One chapter, “The Shooter,” tells a sad tale about a teenaged girl who shoots and kills the writer’s friend Sammy. Sammy had been at the shooter’s house with two of his friends. He’d had had a crush on her little sister. There were different versions of what happened. “There was no way to prove she knew the gun was loaded,” writes Bottoms. “She had the better lawyer, the better story … and the process of law is the process of storytelling.” Later, the girl would go off the deep-end — drugs, suicide attempts — but then become “born again” through a local mega-church. “Believe what you will, but who can doubt the power of a full-hearted acceptance of those two words — born again — to shift the meaning of a person’s life? . . . What is your life if not an organized, believable story about your life?” There are lines like this last one throughout that make me go back and re-read so I can experience them again and again, searing doorways into thinking about what it is we are all doing here and what “here” actually is.
In “Scarface,” a white, upper-class college student, “Something something something, Jr. Something something Something III,” who “tried to talk like a black gangbanger from Baltimore or Richmond even though he grew up in a mansion on a historic Virginia river,” becomes a somewhat lucrative pot dealer. “Privilege,” writes Bottoms, in one of my favorite lines in the book, “has its privileges, one of which is the freedom to flush your life.” He ends up a victim of a planned and violent robbery, proving, of course, that while privilege may be a guard against legal punishment, it’s no guard against the rules of crime. “The burglar pointed the shotgun at the dealer’s head…and pulled the trigger.” Something Something Something III survived but with half a face and a severe speech impediment.

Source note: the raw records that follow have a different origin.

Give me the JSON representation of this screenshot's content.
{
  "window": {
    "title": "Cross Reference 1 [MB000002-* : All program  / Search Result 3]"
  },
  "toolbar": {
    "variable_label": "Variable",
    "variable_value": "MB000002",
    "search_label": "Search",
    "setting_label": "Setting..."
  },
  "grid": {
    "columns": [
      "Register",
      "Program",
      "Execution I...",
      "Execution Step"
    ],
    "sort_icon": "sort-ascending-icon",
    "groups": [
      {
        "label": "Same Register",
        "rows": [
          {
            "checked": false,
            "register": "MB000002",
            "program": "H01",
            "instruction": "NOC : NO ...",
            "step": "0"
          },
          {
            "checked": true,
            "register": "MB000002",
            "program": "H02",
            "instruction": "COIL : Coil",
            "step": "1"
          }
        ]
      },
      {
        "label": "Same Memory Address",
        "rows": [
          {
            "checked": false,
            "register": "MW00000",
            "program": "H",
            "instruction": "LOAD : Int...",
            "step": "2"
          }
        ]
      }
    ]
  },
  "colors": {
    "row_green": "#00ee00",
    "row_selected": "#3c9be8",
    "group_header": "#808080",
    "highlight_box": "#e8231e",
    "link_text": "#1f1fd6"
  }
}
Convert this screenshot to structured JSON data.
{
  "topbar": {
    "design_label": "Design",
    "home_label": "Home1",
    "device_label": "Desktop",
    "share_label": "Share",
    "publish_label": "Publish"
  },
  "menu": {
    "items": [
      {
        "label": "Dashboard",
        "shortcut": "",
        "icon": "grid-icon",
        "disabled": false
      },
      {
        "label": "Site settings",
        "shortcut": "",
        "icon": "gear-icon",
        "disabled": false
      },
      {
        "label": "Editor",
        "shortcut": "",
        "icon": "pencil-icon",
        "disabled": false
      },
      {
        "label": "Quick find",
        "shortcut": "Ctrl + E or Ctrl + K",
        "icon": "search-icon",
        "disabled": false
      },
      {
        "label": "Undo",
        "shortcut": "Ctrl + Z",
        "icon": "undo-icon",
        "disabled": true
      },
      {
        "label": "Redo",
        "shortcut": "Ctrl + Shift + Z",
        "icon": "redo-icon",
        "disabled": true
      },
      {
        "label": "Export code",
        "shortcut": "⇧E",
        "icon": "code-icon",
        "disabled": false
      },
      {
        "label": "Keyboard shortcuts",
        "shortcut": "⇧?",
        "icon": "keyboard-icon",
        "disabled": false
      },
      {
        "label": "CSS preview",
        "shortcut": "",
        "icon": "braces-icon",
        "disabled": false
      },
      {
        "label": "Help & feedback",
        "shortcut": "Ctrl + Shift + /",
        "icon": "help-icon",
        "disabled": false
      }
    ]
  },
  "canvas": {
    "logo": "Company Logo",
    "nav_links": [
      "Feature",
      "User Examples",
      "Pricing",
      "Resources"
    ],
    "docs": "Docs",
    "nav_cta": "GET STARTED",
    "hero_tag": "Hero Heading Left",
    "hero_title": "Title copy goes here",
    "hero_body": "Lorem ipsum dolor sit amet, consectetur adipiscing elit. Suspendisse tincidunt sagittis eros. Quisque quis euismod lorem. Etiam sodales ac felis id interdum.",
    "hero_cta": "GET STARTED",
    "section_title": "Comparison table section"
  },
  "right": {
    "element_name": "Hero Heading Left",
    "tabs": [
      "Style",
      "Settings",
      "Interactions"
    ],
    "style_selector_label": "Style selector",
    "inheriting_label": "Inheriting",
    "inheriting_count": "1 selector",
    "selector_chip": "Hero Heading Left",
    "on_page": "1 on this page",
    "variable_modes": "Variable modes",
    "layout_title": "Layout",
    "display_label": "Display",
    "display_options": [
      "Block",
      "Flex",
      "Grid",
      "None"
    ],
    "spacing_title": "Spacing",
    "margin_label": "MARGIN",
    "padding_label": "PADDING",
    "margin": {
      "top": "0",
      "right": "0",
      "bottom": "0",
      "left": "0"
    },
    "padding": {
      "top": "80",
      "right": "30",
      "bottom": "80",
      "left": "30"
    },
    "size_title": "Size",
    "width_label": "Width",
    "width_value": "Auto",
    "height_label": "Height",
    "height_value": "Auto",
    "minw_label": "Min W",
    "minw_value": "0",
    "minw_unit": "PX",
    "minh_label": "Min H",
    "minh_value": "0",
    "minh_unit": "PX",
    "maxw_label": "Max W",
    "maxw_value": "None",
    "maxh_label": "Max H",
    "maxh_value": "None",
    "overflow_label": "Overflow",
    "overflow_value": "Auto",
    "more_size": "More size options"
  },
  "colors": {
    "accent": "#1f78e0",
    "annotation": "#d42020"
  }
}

You get the idea. This is not an easy book. There are thirteen such tales in total, with thirty-eight illustrations (that add some amount of reprieve from the intensity of the stories). The stories are riveting and sad and funny. They are also incredibly thoughtful and fair, accessible and smart. Bottoms references Heidigger, anthropologist Clifford Geertz, the movie Dazed and Confused, and the critic-artist-writer John Berger, among others. In other words, there’s no way to really define this book, which is why I love it.
I love how the prose reads almost like a letter — intimate, honest, conversational, vulnerable even.
I love how it pulls all these adjectives out of me as I try to convince you that despite its disturbing content you should read it too.
I love, most of all, Greg Bottoms’ reason for writing the book in the first place: “The mystery of mental anguish, of the mind on the outs with itself to the point of violence, of a version of hell made manifest in a suburban living room, has been the one thing in my life that has brought me to the point where my only option seemed to be to pray, and then, later, to look carefully at life, both present and past, to write life down, to turn these confusing bits of reality into the ephemeral meanings of stories.”
I could not have articulated my own reasons for writing quite so accurately, “to turn these confusing bits of reality into the ephemeral meanings of stories.” He does what he sets out to do, creating meaningful stories that seem to not just ask for my attention and care, but gently demand it.